The regimen showed a favourable toxicity profile. There were no treatment-related deaths. Although haematologic toxicity was reported, the incidence of grade 3–4 haematologic toxicity was approximately 10% (neutropenia in 11% and thrombocytopenia in 8%). NCI-CTC grades 3 or 4 nonhaematologic toxicities were minimal in incidence and all manageable (diarrhoea in 3% and vomiting in 3%). Two previous studies using a similar regimen in gastric cancer showed 36% (Blanke ) and 26% (Assersohn ) of grade 3–4 neutropenia, and 28% (Blanke ) and 8% (Assersohn ) of grade 3–4 diarrhoea. The significantly low rate of grade 3–4 toxicities in this study when compared to other irinotecan-based trials may be explained by the ethnic difference or the continuous infusion of 5-FU or the dose intensity of irinotecan. The ethnic difference in tolerability may be explained by the UDP-glucuronosyltranferase 1A1 genotype, predictive factor of severe neutropenia (Innocenti ).

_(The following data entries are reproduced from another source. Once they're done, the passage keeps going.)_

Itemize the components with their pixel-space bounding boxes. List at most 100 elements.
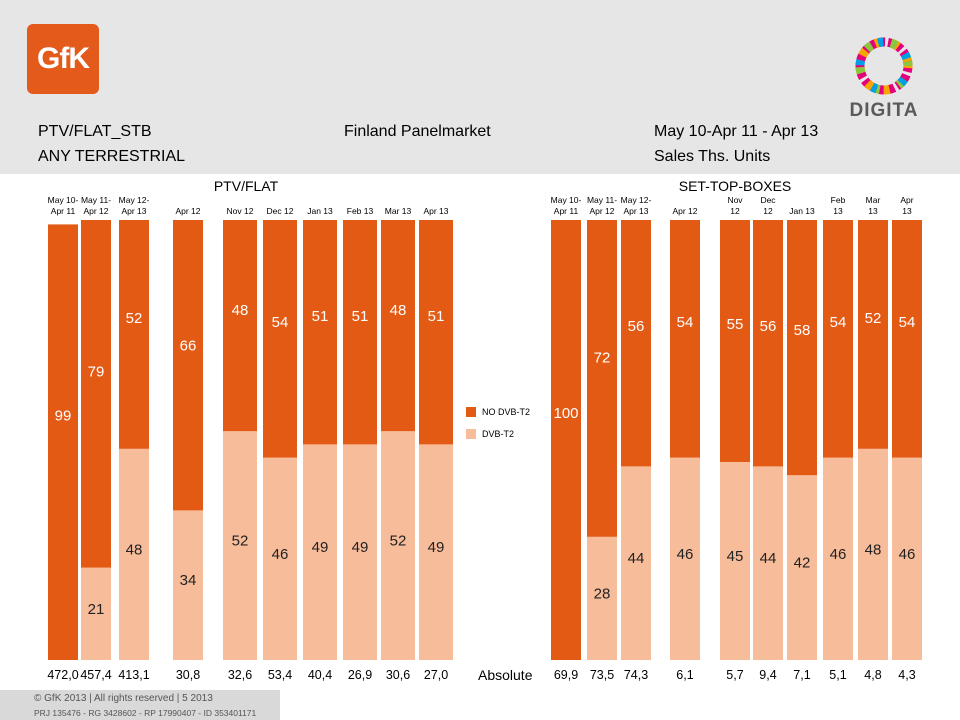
column-header-line: Feb 13: [346, 206, 374, 216]
bar-dvb-t2: [81, 567, 111, 660]
column-header-line: May 10-: [47, 195, 79, 205]
data-label-dvb-t2: 49: [312, 539, 329, 556]
data-label-no-dvb-t2: 54: [899, 314, 916, 331]
data-label-no-dvb-t2: 66: [180, 338, 197, 355]
data-label-dvb-t2: 42: [794, 555, 811, 572]
bar-dvb-t2: [263, 457, 297, 660]
column-header: Nov 12: [715, 195, 755, 217]
column-header-line: Nov: [727, 195, 743, 205]
data-label-dvb-t2: 46: [272, 546, 289, 563]
footer-copyright: © GfK 2013 | All rights reserved | 5 201…: [34, 693, 213, 704]
data-label-dvb-t2: 52: [390, 533, 407, 550]
absolute-value: 4,8: [864, 668, 882, 682]
bar-no-dvb-t2: [753, 220, 783, 467]
column-header: Jan 13: [300, 206, 340, 217]
absolute-label: Absolute: [478, 667, 533, 683]
absolute-value: 69,9: [553, 668, 579, 682]
legend-swatch-no-dvb-t2: [466, 407, 476, 417]
column-header-line: 12: [763, 206, 773, 216]
bar-no-dvb-t2: [720, 220, 750, 462]
bar-dvb-t2: [173, 510, 203, 660]
bar-dvb-t2: [587, 536, 617, 660]
absolute-value: 472,0: [47, 668, 79, 682]
header-period: May 10-Apr 11 - Apr 13: [654, 123, 819, 140]
legend: NO DVB-T2 DVB-T2: [466, 401, 530, 445]
data-label-dvb-t2: 49: [428, 539, 445, 556]
column-header: May 10- Apr 11: [43, 195, 83, 217]
column-header: Dec 12: [748, 195, 788, 217]
column-header-line: May 11-: [80, 195, 112, 205]
bar-dvb-t2: [753, 466, 783, 660]
legend-label-dvb-t2: DVB-T2: [482, 429, 515, 439]
bar-no-dvb-t2: [81, 220, 111, 568]
data-label-no-dvb-t2: 52: [126, 310, 143, 327]
digita-logo-text: DIGITA: [849, 100, 919, 121]
absolute-value: 30,6: [385, 668, 411, 682]
column-header-line: May 12-: [118, 195, 150, 205]
absolute-value: 7,1: [793, 668, 811, 682]
column-header-line: May 12-: [620, 195, 652, 205]
bar-dvb-t2: [787, 475, 817, 660]
absolute-value: 26,9: [347, 668, 373, 682]
data-label-no-dvb-t2: 54: [677, 314, 694, 331]
column-header: May 11- Apr 12: [76, 195, 116, 217]
data-label-no-dvb-t2: 100: [553, 405, 578, 422]
column-header: May 11- Apr 12: [582, 195, 622, 217]
bar-dvb-t2: [223, 431, 257, 660]
absolute-value: 9,4: [759, 668, 777, 682]
column-header-line: Dec 12: [266, 206, 294, 216]
column-header: May 10- Apr 11: [546, 195, 586, 217]
bar-no-dvb-t2: [381, 220, 415, 432]
data-label-no-dvb-t2: 54: [272, 314, 289, 331]
column-header-line: Apr 12: [83, 206, 109, 216]
bar-dvb-t2: [303, 444, 337, 660]
data-label-dvb-t2: 45: [727, 548, 744, 565]
data-label-dvb-t2: 44: [760, 550, 777, 567]
bar-no-dvb-t2: [892, 220, 922, 458]
absolute-value: 6,1: [676, 668, 694, 682]
column-header: Feb 13: [340, 206, 380, 217]
digita-logo: DIGITA: [846, 34, 922, 122]
bar-dvb-t2: [823, 457, 853, 660]
column-header-line: May 10-: [550, 195, 582, 205]
data-label-dvb-t2: 28: [594, 585, 611, 602]
footer-reference: PRJ 135476 - RG 3428602 - RP 17990407 - …: [34, 708, 257, 718]
bar-no-dvb-t2: [419, 220, 453, 445]
column-header: Apr 12: [665, 206, 705, 217]
column-header-line: Apr: [900, 195, 914, 205]
column-header: May 12- Apr 13: [616, 195, 656, 217]
bar-dvb-t2: [858, 448, 888, 660]
bar-dvb-t2: [670, 457, 700, 660]
data-label-no-dvb-t2: 56: [628, 318, 645, 335]
bar-dvb-t2: [720, 462, 750, 660]
data-label-dvb-t2: 46: [677, 546, 694, 563]
data-label-no-dvb-t2: 51: [312, 308, 329, 325]
bar-dvb-t2: [621, 466, 651, 660]
bar-dvb-t2: [419, 444, 453, 660]
data-label-no-dvb-t2: 48: [232, 302, 249, 319]
column-header-line: Jan 13: [307, 206, 333, 216]
column-header: Apr 13: [887, 195, 927, 217]
column-header-line: Feb: [830, 195, 846, 205]
data-label-dvb-t2: 52: [232, 533, 249, 550]
data-label-dvb-t2: 46: [830, 546, 847, 563]
bar-no-dvb-t2: [670, 220, 700, 458]
absolute-value: 5,1: [829, 668, 847, 682]
absolute-value: 413,1: [118, 668, 150, 682]
bar-no-dvb-t2: [587, 220, 617, 537]
column-header: Nov 12: [220, 206, 260, 217]
absolute-value: 457,4: [80, 668, 112, 682]
bar-dvb-t2: [892, 457, 922, 660]
bar-no-dvb-t2: [303, 220, 337, 445]
absolute-value: 30,8: [175, 668, 201, 682]
bar-dvb-t2: [119, 448, 149, 660]
group-label-stb: SET-TOP-BOXES: [678, 178, 792, 194]
column-header-line: Mar 13: [384, 206, 412, 216]
header-measure: Sales Ths. Units: [654, 148, 771, 165]
absolute-value: 73,5: [589, 668, 615, 682]
legend-item-dvb-t2: DVB-T2: [466, 423, 530, 445]
bar-dvb-t2: [381, 431, 415, 660]
bar-no-dvb-t2: [223, 220, 257, 432]
data-label-no-dvb-t2: 48: [390, 302, 407, 319]
legend-swatch-dvb-t2: [466, 429, 476, 439]
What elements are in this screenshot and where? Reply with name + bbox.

In addition, Blanke et al used 5-FU bolus, whereas we used continuous infusion of 5-FU. The dose intensities of irinotecan in the previous studies were 83 mg m−2 per week (125 mg m−2 per week in the first 4 weeks) (Blanke ) and 90 mg m−2 per week (Assersohn ), but the dose intensity in this study was 75 mg m−2 per week.

Based on a comparable activity and a favourable safety profile to other second-line regimens, the combination chemotherapy with irinotecan, 5-FU and leucovorin should be considered as a second-line treatment in taxane- and platinum-treated, unresectable gastric cancer.